Speaking of requests, how about A Tale of Two Cities?
 
I'm unconvinced that "Watership Down" must itself give a sinking feeling.

I haven't read the book or seen the film. I am of course, as a child of the seventies, aware of the song "Bright Eyes" and thus have some idea of Tragedy, but that's all.

When I hear the title I am reminded of The Downs; which (possibly inaccurately as my impression is exclusively from literature) makes me think of a free, open, grassy and breezy space. In short, decidedly optimistic. So much so that I'm always slightly taken aback when I encounter people discussing the actual book ;-)

Request: Sourcery by Terry Pratchett

- julie paradox
 
Well, Obviously I didn't mean Sourcery. How can anyone Possibly have thought I meant Sourcery, just because I put Sourcery?

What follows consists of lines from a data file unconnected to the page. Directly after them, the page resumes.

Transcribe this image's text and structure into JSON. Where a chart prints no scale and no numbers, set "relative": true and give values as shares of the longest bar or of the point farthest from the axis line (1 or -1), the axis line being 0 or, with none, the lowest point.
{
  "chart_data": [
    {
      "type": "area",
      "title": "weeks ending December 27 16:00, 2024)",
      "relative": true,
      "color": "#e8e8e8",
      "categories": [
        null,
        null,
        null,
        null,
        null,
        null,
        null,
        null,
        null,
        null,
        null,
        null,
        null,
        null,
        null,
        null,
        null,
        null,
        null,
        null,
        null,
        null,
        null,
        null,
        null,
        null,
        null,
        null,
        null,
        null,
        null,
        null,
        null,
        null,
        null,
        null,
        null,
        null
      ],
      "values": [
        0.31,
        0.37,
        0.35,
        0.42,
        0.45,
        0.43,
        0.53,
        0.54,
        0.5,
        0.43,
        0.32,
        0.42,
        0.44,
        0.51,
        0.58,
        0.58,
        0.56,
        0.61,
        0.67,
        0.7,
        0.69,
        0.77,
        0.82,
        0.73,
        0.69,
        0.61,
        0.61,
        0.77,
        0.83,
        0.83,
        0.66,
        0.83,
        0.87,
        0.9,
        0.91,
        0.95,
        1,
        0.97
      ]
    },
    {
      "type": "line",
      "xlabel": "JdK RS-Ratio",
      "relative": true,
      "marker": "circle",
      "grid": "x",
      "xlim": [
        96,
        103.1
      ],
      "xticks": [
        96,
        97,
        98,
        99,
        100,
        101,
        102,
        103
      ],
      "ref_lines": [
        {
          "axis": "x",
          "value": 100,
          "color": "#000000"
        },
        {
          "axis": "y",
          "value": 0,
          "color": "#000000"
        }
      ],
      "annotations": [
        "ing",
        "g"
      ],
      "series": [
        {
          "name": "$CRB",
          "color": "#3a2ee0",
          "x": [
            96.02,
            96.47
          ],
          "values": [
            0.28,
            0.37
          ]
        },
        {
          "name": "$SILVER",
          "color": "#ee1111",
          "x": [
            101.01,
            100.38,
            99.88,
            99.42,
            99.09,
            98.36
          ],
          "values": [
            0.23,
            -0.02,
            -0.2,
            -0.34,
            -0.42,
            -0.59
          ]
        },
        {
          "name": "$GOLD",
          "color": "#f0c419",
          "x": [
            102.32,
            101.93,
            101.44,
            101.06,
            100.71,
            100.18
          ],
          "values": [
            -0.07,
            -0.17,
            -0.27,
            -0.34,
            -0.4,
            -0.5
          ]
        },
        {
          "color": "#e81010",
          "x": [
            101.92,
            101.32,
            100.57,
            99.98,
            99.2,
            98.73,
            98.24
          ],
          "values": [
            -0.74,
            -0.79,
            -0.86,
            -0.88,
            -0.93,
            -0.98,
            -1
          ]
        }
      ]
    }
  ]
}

Sheesh.

I meant, of course, Pyramids.
 
Watership Down is a hill in Hampshire - familiar local countryside for the author and his daughters for whom the stories were written. Cosy green and pleasant middle England. This isn't a name to threaten with, it's not a name of foreboding or terror: this is a place where you'd expect to find hobbits or totoros and - unless you're familiar with _real_ country life - not a place you'd expect to find the kind of horror that takes place in the book.
 
I'm a little surprised nobody has mentioned the _last_ line of watership down, of which the last phrase is something like "where the first primroses were starting to bloom."

Watership Down was my favorite book growing up, and it's still one of my favorites now. Shardik, on the other hand is possibly my least favorite book. It's like hundreds of pages of going from bad to worse, and just when you think it can't get any worse, it gets worse. I bought a used copy a few years back, and started it again, but it seemed as dismal as I remembered. Am I missing anything worthwhile here?

- YetAnotherKevin
 
Also, is that Adam's own translation of those lines from Agammemnon, or is this translation available somewhere? It seems more powerful than the other translations I've seen.

- YetAnotherKevin
 
This isn't a name to threaten with

The fact that it's a real place doesn't mean it wasn't picked for its sound. There are many, many places in Hampshire where you could realistically find rabbit warrens; Adams chose that particular place name.

Besides that, authorial intentions can be hard to prove either way. The echoes of the name remain whatever Adams's motivation.
 
yes, but what are the echoes of the name? As I said above, to me it seems wildly optimistic and I don't know why it should seem so immediately and (apparently) obviously dark to you.

- julie paradox
 
I suspected that he might have been signaling with the title and the quotes that this was a war story and not a childrens book about bunnies. It was indeed a war bromance, similar to Leon Uris second world war bromance "Battle Cry". To me, the similarities were striking.
 
@julie paradox - 'ship down', hence 'sinking feeling'.
 
Ah. I genuinely hadn't ever noticed that. Now I Feel Stupid.

I see your point now, but I still hear it as positive.

(I like the thought that the primroses were back at the end. It reminds me, in a very strained way, of Guards! Guards!: at the beginning of the book Vimes is musing on how the city is a woman, and at the end he thinks that the woman is a city. It's a beautiful demonstration of his love story.)